Commutators of elements in groups

module group-theory.commutators-groups where

Imports

open import foundation.identity-types
open import foundation.universe-levels

open import group-theory.groups

Idea

A commutator gives an indication of the extent to which a group multiplication fails to be commutative.

The commutator of two elements, g and h, of a group G, is the element [g, h] = (gh)(hg)⁻¹.
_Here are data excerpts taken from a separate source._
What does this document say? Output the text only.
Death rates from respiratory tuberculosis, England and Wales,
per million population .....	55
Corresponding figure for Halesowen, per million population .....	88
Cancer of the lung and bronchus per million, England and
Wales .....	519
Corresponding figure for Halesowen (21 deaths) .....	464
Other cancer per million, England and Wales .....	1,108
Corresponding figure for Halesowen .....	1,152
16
https://en.wikipedia.org/wiki/Commutator#Group_theory

Definition

module _
  {l : Level} (G : Group l)
  where

  commutator-Group : type-Group G → type-Group G → type-Group G
  commutator-Group x y = right-div-Group G (mul-Group G x y) (mul-Group G y x)

Properties

The commutator of `x` and `y` is unit if and only `x` and `y` commutes

module _
  {l : Level} (G : Group l)
  where

  is-unit-commutator-commute-Group :
    (x y : type-Group G) →
    commute-Group G x y → is-unit-Group G (commutator-Group G x y)
  is-unit-commutator-commute-Group x y H =
    is-unit-right-div-eq-Group G H

  commute-is-unit-commutator-Group :
    (x y : type-Group G) →
    is-unit-Group G (commutator-Group G x y) → commute-Group G x y
  commute-is-unit-commutator-Group x y H =
    eq-is-unit-right-div-Group G H

The inverse of the commutator `[x,y]` is `[y,x]`

  inv-commutator-Group :
    (x y : type-Group G) →
    inv-Group G (commutator-Group G x y) ＝ commutator-Group G y x
  inv-commutator-Group x y =
    inv-right-div-Group G (mul-Group G x y) (mul-Group G y x)